Augmenting decision trees with LLMs

Machine learning models perform well when there is an abundance of data. They handle high dimensionality well, perform calculations rapidly, and do not rely on lazy approximations for their guesses. The inference abilities of humans and language models, however, do not scale well with data. We are, however, expert transfer learners, with strong priors about the behaviors of different classes of things.

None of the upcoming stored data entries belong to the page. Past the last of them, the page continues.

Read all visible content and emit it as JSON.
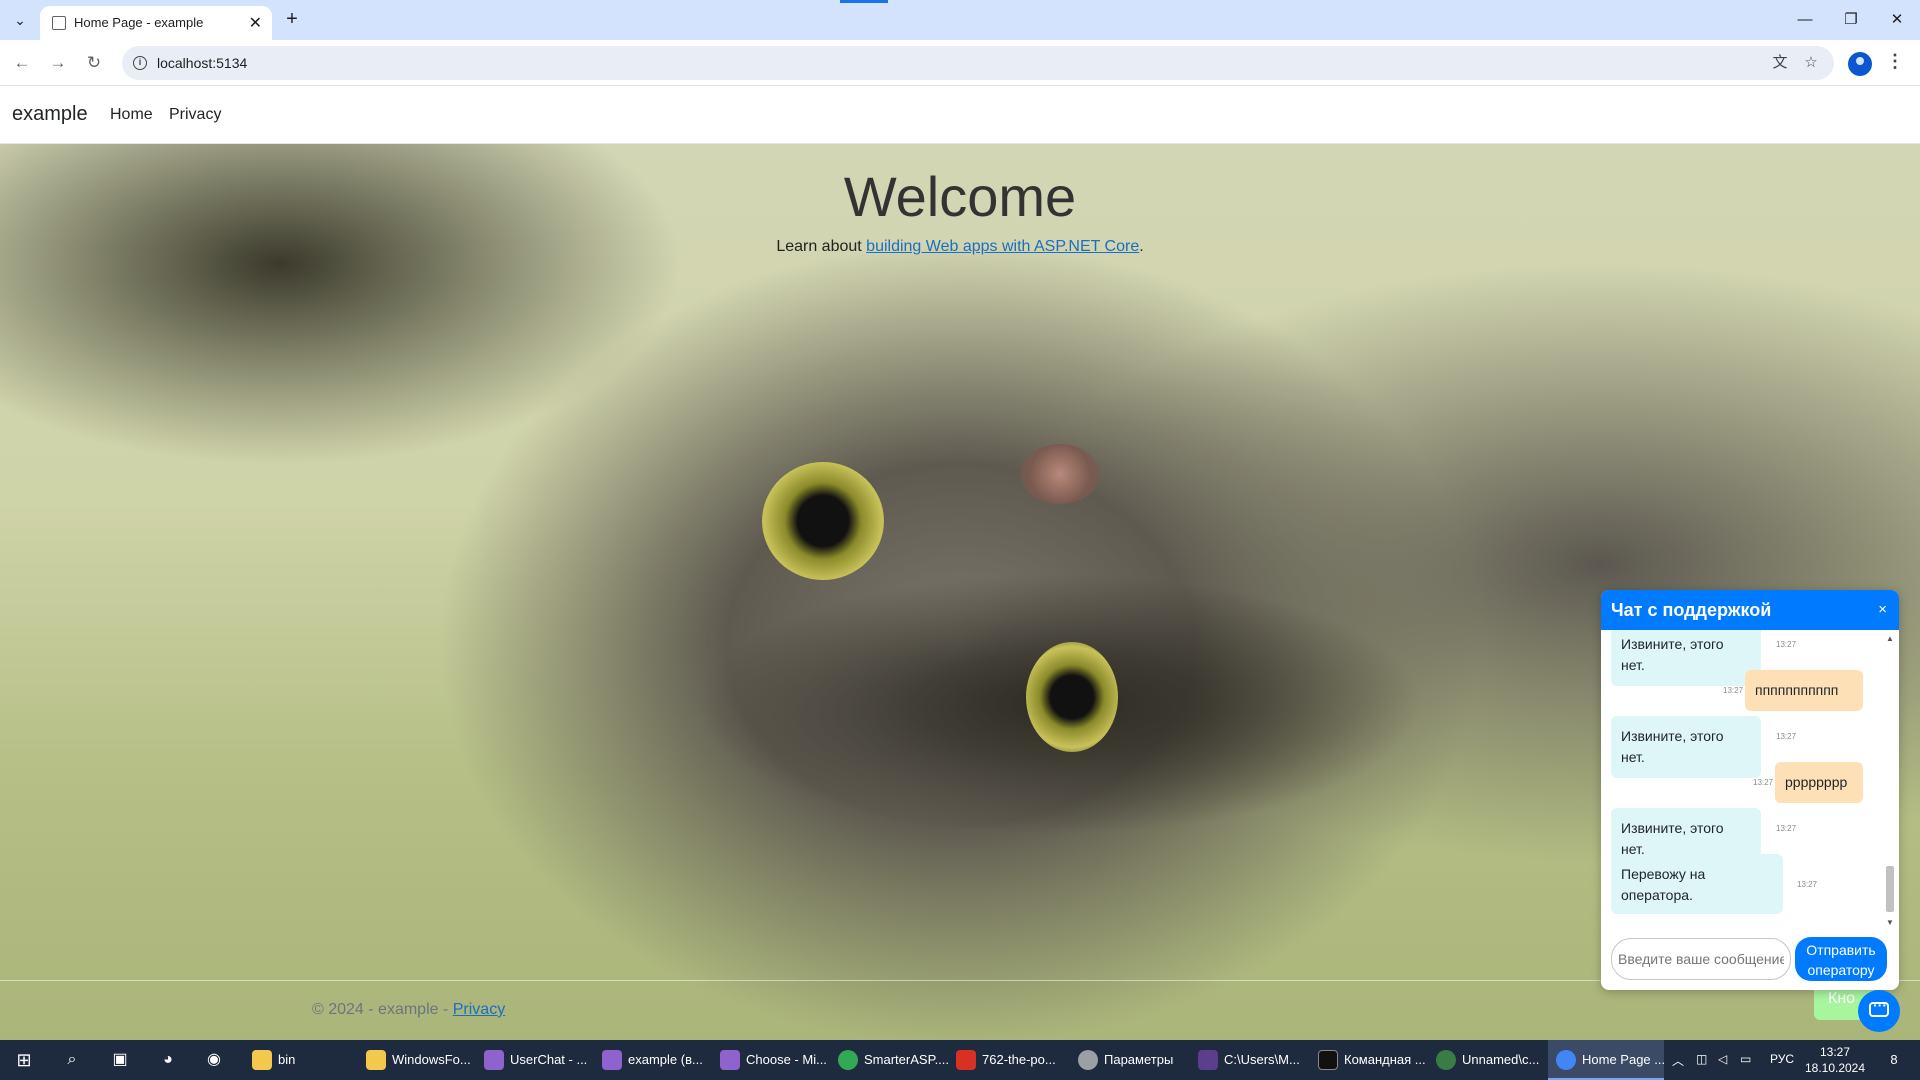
{
  "browser": {
    "tab_title": "Home Page - example",
    "url": "localhost:5134",
    "new_tab_label": "+",
    "window_controls": {
      "minimize": "—",
      "restore": "❐",
      "close": "✕"
    }
  },
  "site": {
    "brand": "example",
    "nav": [
      {
        "label": "Home"
      },
      {
        "label": "Privacy"
      }
    ],
    "hero": {
      "title": "Welcome",
      "lead_prefix": "Learn about ",
      "lead_link": "building Web apps with ASP.NET Core",
      "lead_suffix": "."
    },
    "footer": {
      "text": "© 2024 - example - ",
      "link": "Privacy"
    },
    "side_button_label": "Кно"
  },
  "chat": {
    "title": "Чат с поддержкой",
    "close": "×",
    "messages": [
      {
        "from": "bot",
        "text": "Извините, этого нет.",
        "time": "13:27"
      },
      {
        "from": "user",
        "text": "ппппппппппп",
        "time": "13:27"
      },
      {
        "from": "bot",
        "text": "Извините, этого нет.",
        "time": "13:27"
      },
      {
        "from": "user",
        "text": "pppppppp",
        "time": "13:27"
      },
      {
        "from": "bot",
        "text": "Извините, этого нет.",
        "time": "13:27"
      },
      {
        "from": "bot",
        "text": "Перевожу на оператора.",
        "time": "13:27"
      }
    ],
    "input_placeholder": "Введите ваше сообщение...",
    "send_label": "Отправить оператору"
  },
  "taskbar": {
    "items": [
      {
        "label": "bin",
        "color": "#f2c94c"
      },
      {
        "label": "WindowsFo...",
        "color": "#f2c94c"
      },
      {
        "label": "UserChat - ...",
        "color": "#8e63ce"
      },
      {
        "label": "example (в...",
        "color": "#8e63ce"
      },
      {
        "label": "Choose - Mi...",
        "color": "#8e63ce"
      },
      {
        "label": "SmarterASP....",
        "color": "#34a853"
      },
      {
        "label": "762-the-po...",
        "color": "#d93025"
      },
      {
        "label": "Параметры",
        "color": "#9aa0a6"
      },
      {
        "label": "C:\\Users\\M...",
        "color": "#5b3f8c"
      },
      {
        "label": "Командная ...",
        "color": "#111111"
      },
      {
        "label": "Unnamed\\c...",
        "color": "#3a7d44"
      },
      {
        "label": "Home Page ...",
        "color": "#4285f4"
      }
    ],
    "language": "РУС",
    "time": "13:27",
    "date": "18.10.2024",
    "notifications": "8"
  }
}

Suppose you’re hiking in a foreign land cataloging the animals you’ve seen: a couple of birds, a salamander, and a baby deer. For each animal you enter a description into your database and mark whether it was dangerous or safe. Suddenly you come across an animal you have never seen before. Four-legged and the size of a large dog, salivating, it bares its fangs and lets out a gurgling hiss in your direction. Having seen your fair share of nature documentaries, you may classify this as a dangerous situation, despite having no training data specific to this particular animal. Double-checking yourself, you build a decision tree from your database to classify animals as dangerous or safe. But you’ve only seen a few animals, and your decision tree algorithm finds that it gains more information splitting on the “dog-like” attribute than the “size of fangs” one. All the dog-like animals you have seen are safe, so the decision tree marks this encounter also “safe.” Until you’ve collected a large amount of data, you’re probably better off trusting your intuition, or giving the animal description to GPT-4 and zero-shotting it.

TabLLM: LLMs do well with little tabular data.

Let’s compare the pros/cons of decision trees and language models:

Decision Trees
Pros: Easy to interpret, scale well with data, cheap
Cons: No transfer learning, perform poorly with sparse data

Language Models
Pros: Perform well with sparse or zero data
Cons: Blackbox, expensive by comparison

Of course, language models are not necessarily blackboxes. If you have access, you can try to do interpretation of the network itself, or you can ask the language model to explain its reasoning before arriving at its conclusion using, for example, chain of thought. But the former is difficult and the latter fallible: language models struggle with reasoning steps, may be inconsistent with reasoning steps, and asking for reasoning steps is costly.

If we can learn to build a decision tree from sparse data, we can combine the pros and mitigate the downsides of each of these approaches. Robust decision trees from sparse data are

  1. easy to interpret,
  2. consistent and inexpensive for repeated inference,
  3. few-shot learners, and
  4. scalable.

In other words, we want to combine the benefits of simple symbolic models with the few-shot learning abilities of language models.

The decision tree construction algorithm recursively chooses the next split in the dataset until some stopping rule is satisfied. When building a decision tree for classification on continuous data, the split selection process consists of two parts:

  1. Choosing the feature to split on
  2. Choosing the value of that feature to split on

The feature/value node that maximizes information gain in the training set is chosen.

When we have sparse data, sometimes pretty unhelpful splits are chosen and the tree focuses on features that do not actually provide much information toward the classification task. Instead of searching the entire space of feature/value pairs, we can use the language model to choose the next best feature for us, pulling from its latent knowledge about what attributes are most relevant to the domain. So, we replace Step 1 with a prompt to the language model. Formally, we can imagine a feature selector F that takes a dataset D that has two methods, iterate through all possibilities in the training set or ask the language model for the feature, and sends that feature to the value selector V which returns the feature/value pair.

I try this approach on a few different Kaggle datasets: classifying whether median housing price exceeds $200,000, classifying mushroom edibiility, and classifying diabetes diagnosis. For each dataset, I hold out a test set of size 1,000, and use the remaining data to choose subsamples. I consider sample sizes 4, 8, 16, 32, 64, and 128. For each sample size, I generate 20 unique samples. For each of these samples, I train two decision trees: one using the language model feature selector, one using the standard algorithmic approach. Then I take the accuracy of the trees over the test set. Max depth is set to 3 for all decision trees.

As expected, the language-model-augmented decision tree outperforms the standard decision tree for small sample sizes, but the gap closes as sample size increases.

The primary advantage of the language model is that it consistently chooses the most important feature for root node split (income in the housing example, odor in the mushroom example), while the algorithm often chooses other features for the root node split for small sample sizes.

Some other questions/ideas

  • At what point does the algo tree surpass the LM tree in performance? Can we quantify it/describe it as a function of the number of training points and size of the feature space?

  • Can we use language model suggestions as Bayesian priors and update with each training point? So the model dynamically handles the tradeoff between few-shot learner and scalable symbolic model?

  • Can we leverage this framework for bagging or boosting?

  • Need to think more about the language model -> symbolic model idea: Is it useful? What other work has been done in this direction? Better language for this framework?

  • Is there a future where generative langauge models are responsible for the majority of inference on quantitative data? Why/why not? At the moment I think P(this happens) > .5 because getting data for ML is hard, language models are convenient and comfortable interfaces, and costs tend toward negligible.